Don’t expect Margaret Sullivan, The New York Times‘ public editor, to join those calling for columnist Maureen Dowd to be axed over what they charge is a serial pattern of inaccuracy.
The Observer reached out to Ms. Sullivan to find out if she planned to weigh in on Ms. Dowd’s latest controversy: significantly misquoting a mayoral candidate’s wife so a policy-laden argument had the aura of a political cheap shot.
“Given that The Times ran a substantial correction and Ms. Dowd has apologized, I don’t have any immediate plans to comment,” she wrote back.
The publication indeed corrected the erroneous quote, which had collected various words said by Public Advocate Bill de Blasio’s wife, Chirlane McCray, on whether mayoral rival Christine Quinn could relate to women. Ms. Dowd quoted Ms. McCray saying Ms. Quinn, who is gay, was “not the kind of person I feel I can go up to and talk to about issues like taking care of children.” In fact, Ms. McCray had presented various policy arguments.

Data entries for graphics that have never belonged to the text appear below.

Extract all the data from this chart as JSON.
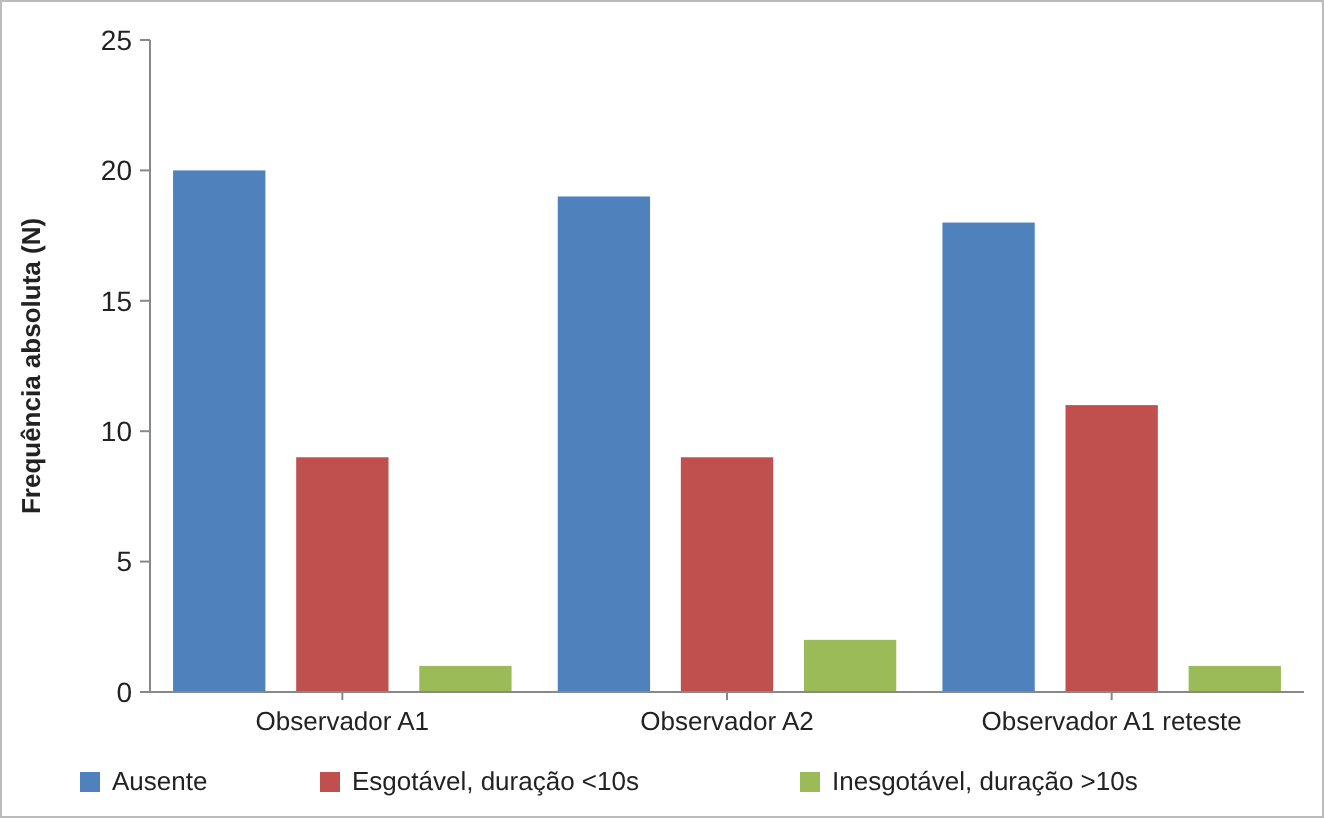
{
  "chart_data": {
    "type": "bar",
    "ylabel": "Frequência absoluta (N)",
    "categories": [
      "Observador A1",
      "Observador A2",
      "Observador A1 reteste"
    ],
    "series": [
      {
        "name": "Ausente",
        "color": "#4f81bd",
        "values": [
          20,
          19,
          18
        ]
      },
      {
        "name": "Esgotável, duração <10s",
        "color": "#c0504d",
        "values": [
          9,
          9,
          11
        ]
      },
      {
        "name": "Inesgotável, duração >10s",
        "color": "#9bbb59",
        "values": [
          1,
          2,
          1
        ]
      }
    ],
    "ylim": [
      0,
      25
    ],
    "yticks": [
      0,
      5,
      10,
      15,
      20,
      25
    ],
    "grid": false,
    "legend": "bottom"
  }
}
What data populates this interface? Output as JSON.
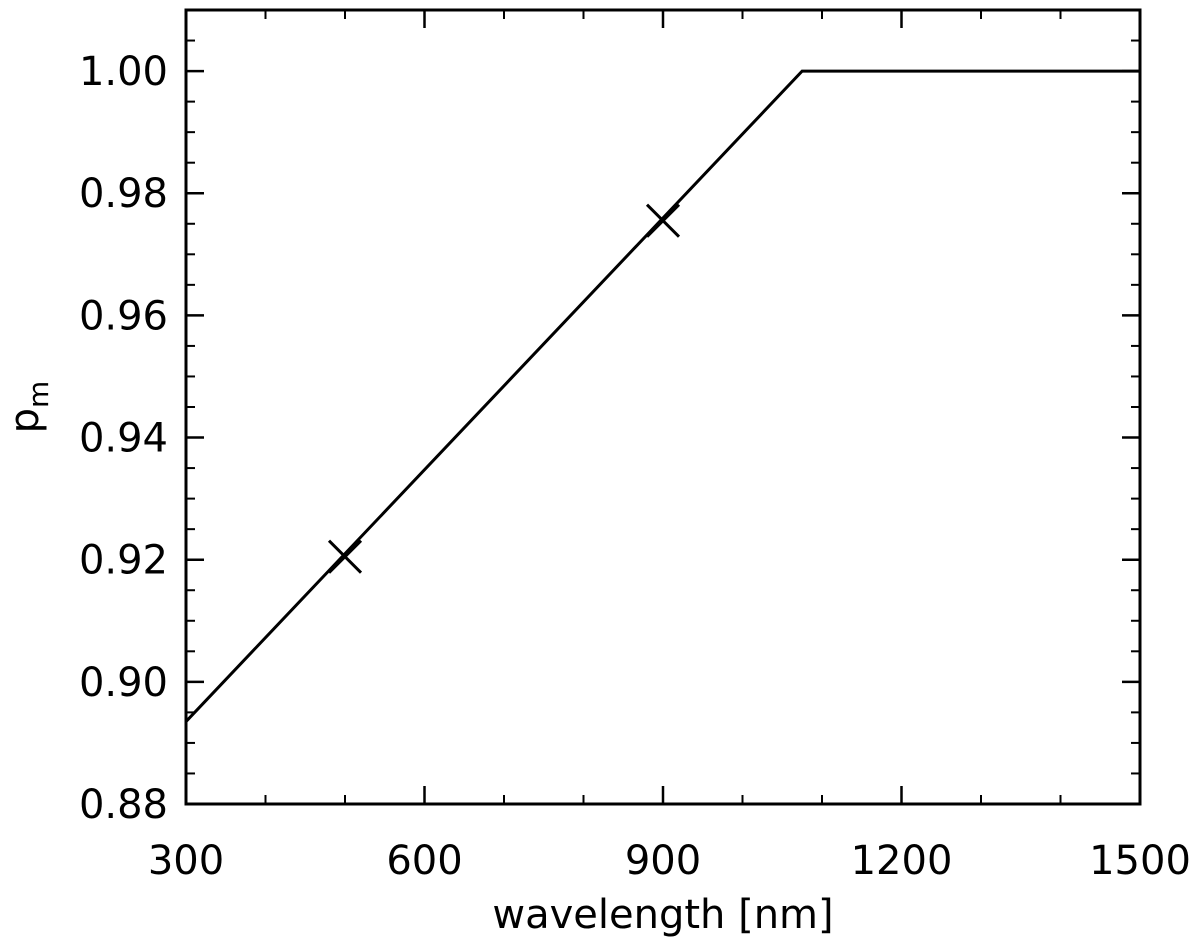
{
  "chart_data": {
    "type": "line",
    "title": "",
    "xlabel": "wavelength [nm]",
    "ylabel": "p",
    "ylabel_subscript": "m",
    "xlim": [
      300,
      1500
    ],
    "ylim": [
      0.88,
      1.01
    ],
    "x_ticks": [
      300,
      600,
      900,
      1200,
      1500
    ],
    "x_tick_labels": [
      "300",
      "600",
      "900",
      "1200",
      "1500"
    ],
    "x_minor_step": 100,
    "y_ticks": [
      0.88,
      0.9,
      0.92,
      0.94,
      0.96,
      0.98,
      1.0
    ],
    "y_tick_labels": [
      "0.88",
      "0.90",
      "0.92",
      "0.94",
      "0.96",
      "0.98",
      "1.00"
    ],
    "y_minor_step": 0.005,
    "grid": false,
    "series": [
      {
        "style": "line",
        "x": [
          300,
          1075,
          1500
        ],
        "y": [
          0.8935,
          1.0,
          1.0
        ],
        "color": "#000000"
      },
      {
        "style": "x-marker",
        "x": [
          500,
          900
        ],
        "y": [
          0.9205,
          0.9755
        ],
        "color": "#000000"
      }
    ]
  }
}
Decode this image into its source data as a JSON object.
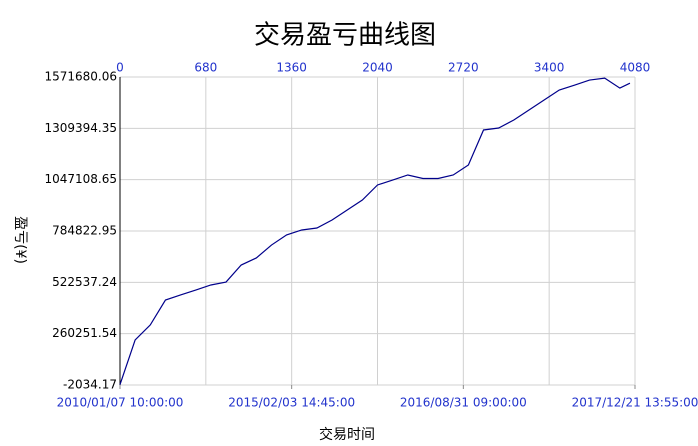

Ms. Dowd later apologized and attributed the error to a “noisy coffee shop” (never mind that the de Blasio campaign managed to produce a relatively clear recording), but that has done little to tamp down widespread criticism for the error.
Many have pointed out that this is not the first time that Ms. Dowd has misquoted a source and some have questioned whether a Times writer with less name recognition would have gotten fired for the mistake.
The public editor, whose job is to act as a reader’s representative, usually weighs in on criticism of Times writers. For instance, she chastised former Times Magazine writer Andrew Goldman after he got in a Twitter fight with novelist Jennifer Weiner and once took then-blogger Nate Silver to task for betting on the presidential election over Twitter.
But it seems that The Times is done talking about the Dowd matter for now.